Misconception #8: The tiger line in golf is named after Tiger Woods.  In golf, if you hit a shot aiming directly at the green, especially if the ball has to pass an obstruction, it's known as the tiger line.  A lot of people think this is named for Tiger Woods, but the term actually predates Woods, which we know because it was used in a 1959 James Bond novel.  I didn't know they made James Bond novels either.  Experts believe that it's named after model tigers that were on the courses at the (?~4:19) club by Leeds.

Misconception #9: Michael Phelps eats 12,000 calories a day while he's training.  This was a very popular news story back when, well, when Michael Phelps was a popular news story, but it turns out it isn't true.  In 2012, Ryan Seacrest interviewed Phelps and asked if he really ate 4,000 calories every meal.  Phelps responded "I never ate that much.  It's all a myth.  I've never eaten that many calories."
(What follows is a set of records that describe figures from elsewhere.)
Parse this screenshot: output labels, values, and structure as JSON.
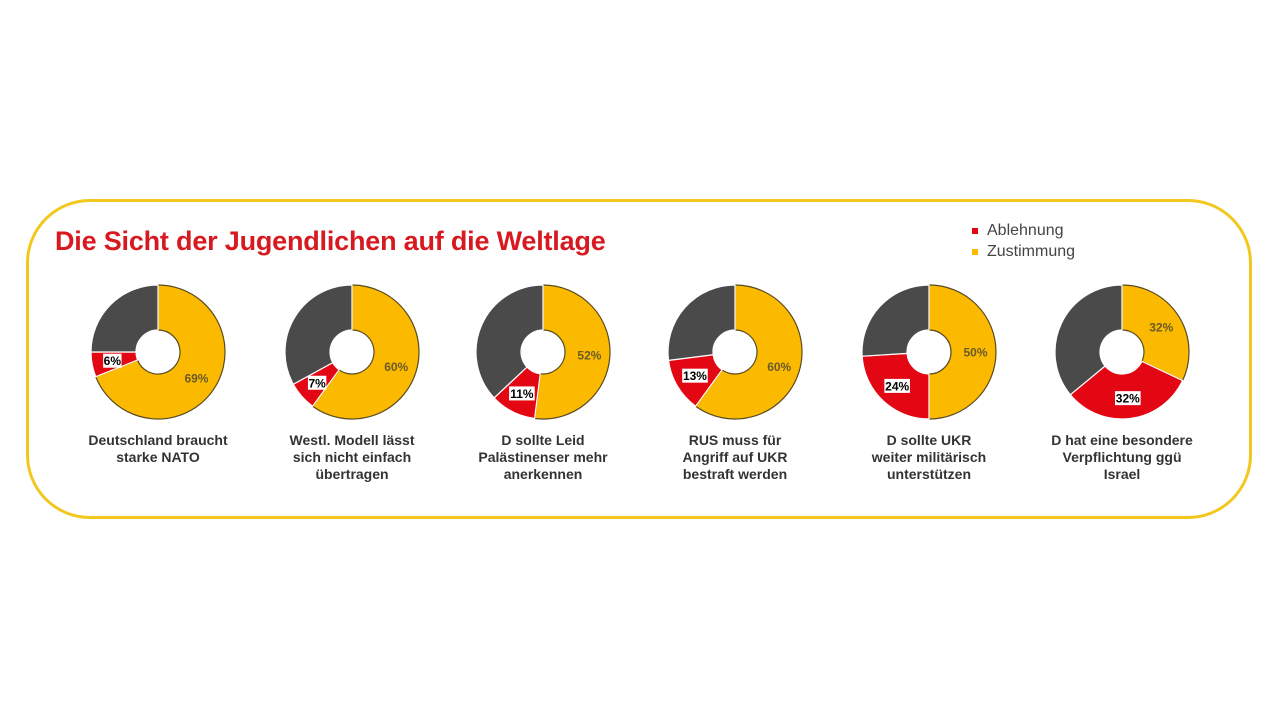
{
  "chart_data": {
    "type": "pie",
    "title": "Die Sicht der Jugendlichen auf die Weltlage",
    "legend": {
      "placement": "top-right",
      "entries": [
        {
          "name": "Ablehnung",
          "color": "#e30613"
        },
        {
          "name": "Zustimmung",
          "color": "#fbba00"
        }
      ]
    },
    "colors": {
      "ablehnung": "#e30613",
      "zustimmung": "#fbba00",
      "rest": "#4a4a4a"
    },
    "charts": [
      {
        "caption": [
          "Deutschland braucht",
          "starke NATO"
        ],
        "zustimmung": 69,
        "ablehnung": 6,
        "zustimmung_label": "69%",
        "ablehnung_label": "6%"
      },
      {
        "caption": [
          "Westl. Modell lässt",
          "sich nicht einfach",
          "übertragen"
        ],
        "zustimmung": 60,
        "ablehnung": 7,
        "zustimmung_label": "60%",
        "ablehnung_label": "7%"
      },
      {
        "caption": [
          "D sollte Leid",
          "Palästinenser mehr",
          "anerkennen"
        ],
        "zustimmung": 52,
        "ablehnung": 11,
        "zustimmung_label": "52%",
        "ablehnung_label": "11%"
      },
      {
        "caption": [
          "RUS muss für",
          "Angriff auf UKR",
          "bestraft werden"
        ],
        "zustimmung": 60,
        "ablehnung": 13,
        "zustimmung_label": "60%",
        "ablehnung_label": "13%"
      },
      {
        "caption": [
          "D sollte UKR",
          "weiter militärisch",
          "unterstützen"
        ],
        "zustimmung": 50,
        "ablehnung": 24,
        "zustimmung_label": "50%",
        "ablehnung_label": "24%"
      },
      {
        "caption": [
          "D hat eine besondere",
          "Verpflichtung ggü",
          "Israel"
        ],
        "zustimmung": 32,
        "ablehnung": 32,
        "zustimmung_label": "32%",
        "ablehnung_label": "32%"
      }
    ]
  }
}
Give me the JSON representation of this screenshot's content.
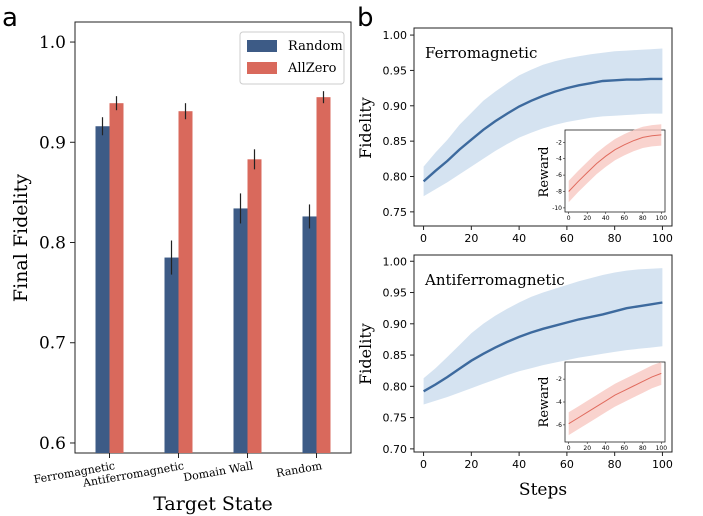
{
  "panel_labels": {
    "a": "a",
    "b": "b"
  },
  "colors": {
    "random": "#3d5b86",
    "allzero": "#d9695c",
    "band": "#c7d9ec",
    "line": "#3d6a9e",
    "inset_line": "#e06b5e",
    "inset_band": "#f7c8c2"
  },
  "chart_data": [
    {
      "type": "bar",
      "xlabel": "Target State",
      "ylabel": "Final Fidelity",
      "categories": [
        "Ferromagnetic",
        "Antiferromagnetic",
        "Domain Wall",
        "Random"
      ],
      "series": [
        {
          "name": "Random",
          "values": [
            0.916,
            0.785,
            0.834,
            0.826
          ],
          "errors": [
            0.009,
            0.017,
            0.015,
            0.012
          ]
        },
        {
          "name": "AllZero",
          "values": [
            0.939,
            0.931,
            0.883,
            0.945
          ],
          "errors": [
            0.007,
            0.008,
            0.01,
            0.006
          ]
        }
      ],
      "ylim": [
        0.59,
        1.02
      ],
      "yticks": [
        "0.6",
        "0.7",
        "0.8",
        "0.9",
        "1.0"
      ],
      "legend": "top-right"
    },
    {
      "type": "line",
      "annotation": "Ferromagnetic",
      "xlabel": "",
      "ylabel": "Fidelity",
      "x": [
        0,
        5,
        10,
        15,
        20,
        25,
        30,
        35,
        40,
        45,
        50,
        55,
        60,
        65,
        70,
        75,
        80,
        85,
        90,
        95,
        100
      ],
      "y": [
        0.793,
        0.808,
        0.822,
        0.838,
        0.852,
        0.866,
        0.878,
        0.889,
        0.899,
        0.907,
        0.914,
        0.92,
        0.925,
        0.929,
        0.932,
        0.935,
        0.936,
        0.937,
        0.937,
        0.938,
        0.938
      ],
      "band_lower": [
        0.772,
        0.782,
        0.792,
        0.803,
        0.814,
        0.825,
        0.836,
        0.846,
        0.855,
        0.862,
        0.868,
        0.873,
        0.877,
        0.88,
        0.883,
        0.885,
        0.886,
        0.887,
        0.888,
        0.889,
        0.889
      ],
      "band_upper": [
        0.814,
        0.834,
        0.852,
        0.873,
        0.89,
        0.907,
        0.92,
        0.932,
        0.943,
        0.951,
        0.958,
        0.963,
        0.967,
        0.97,
        0.973,
        0.975,
        0.977,
        0.978,
        0.979,
        0.98,
        0.981
      ],
      "xlim": [
        -4,
        104
      ],
      "ylim": [
        0.73,
        1.01
      ],
      "xticks": [
        "0",
        "20",
        "40",
        "60",
        "80",
        "100"
      ],
      "yticks": [
        "0.75",
        "0.80",
        "0.85",
        "0.90",
        "0.95",
        "1.00"
      ],
      "inset": {
        "ylabel": "Reward",
        "xticks": [
          "0",
          "20",
          "40",
          "60",
          "80",
          "100"
        ],
        "yticks": [
          "-10",
          "-8",
          "-6",
          "-4",
          "-2"
        ],
        "x": [
          0,
          10,
          20,
          30,
          40,
          50,
          60,
          70,
          80,
          90,
          100
        ],
        "y": [
          -8.0,
          -6.8,
          -5.7,
          -4.6,
          -3.7,
          -2.9,
          -2.3,
          -1.8,
          -1.4,
          -1.2,
          -1.1
        ],
        "band": 1.3,
        "ylim": [
          -10.5,
          -0.5
        ],
        "xlim": [
          -4,
          104
        ]
      }
    },
    {
      "type": "line",
      "annotation": "Antiferromagnetic",
      "xlabel": "Steps",
      "ylabel": "Fidelity",
      "x": [
        0,
        5,
        10,
        15,
        20,
        25,
        30,
        35,
        40,
        45,
        50,
        55,
        60,
        65,
        70,
        75,
        80,
        85,
        90,
        95,
        100
      ],
      "y": [
        0.792,
        0.803,
        0.815,
        0.828,
        0.841,
        0.852,
        0.862,
        0.871,
        0.879,
        0.886,
        0.892,
        0.897,
        0.902,
        0.907,
        0.911,
        0.915,
        0.92,
        0.925,
        0.928,
        0.931,
        0.934
      ],
      "band_lower": [
        0.771,
        0.777,
        0.783,
        0.79,
        0.797,
        0.804,
        0.811,
        0.818,
        0.824,
        0.829,
        0.834,
        0.838,
        0.842,
        0.846,
        0.849,
        0.852,
        0.855,
        0.858,
        0.86,
        0.862,
        0.864
      ],
      "band_upper": [
        0.813,
        0.829,
        0.847,
        0.866,
        0.885,
        0.9,
        0.913,
        0.924,
        0.934,
        0.943,
        0.95,
        0.956,
        0.962,
        0.968,
        0.973,
        0.978,
        0.982,
        0.985,
        0.987,
        0.988,
        0.989
      ],
      "xlim": [
        -4,
        104
      ],
      "ylim": [
        0.695,
        1.01
      ],
      "xticks": [
        "0",
        "20",
        "40",
        "60",
        "80",
        "100"
      ],
      "yticks": [
        "0.70",
        "0.75",
        "0.80",
        "0.85",
        "0.90",
        "0.95",
        "1.00"
      ],
      "inset": {
        "ylabel": "Reward",
        "xticks": [
          "0",
          "20",
          "40",
          "60",
          "80",
          "100"
        ],
        "yticks": [
          "-6",
          "-4",
          "-2"
        ],
        "x": [
          0,
          10,
          20,
          30,
          40,
          50,
          60,
          70,
          80,
          90,
          100
        ],
        "y": [
          -5.9,
          -5.4,
          -4.9,
          -4.4,
          -3.9,
          -3.4,
          -3.0,
          -2.6,
          -2.2,
          -1.8,
          -1.5
        ],
        "band": 1.0,
        "ylim": [
          -7.5,
          -0.5
        ],
        "xlim": [
          -4,
          104
        ]
      }
    }
  ]
}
Misconception #10: The black belt is the highest level in all martial arts.  Actually, in many types of martial arts including judo, receiving a black belt just means you can competently do all of the fundamental techniques.  There are typically more belts you can earn beyond black and sometimes a red belt represents a higher skill level than a black belt.

Misconception #11: This show is just gonna go on and on and on because there are so many things to have misconceptions about.  Actually, no.  This is the final episode of misconceptions.  Thank you so much for watching.  I'm not going anywhere, though, you can catch me on this channel now and again on the List Show.  Thanks for watching guys, I appreciate it.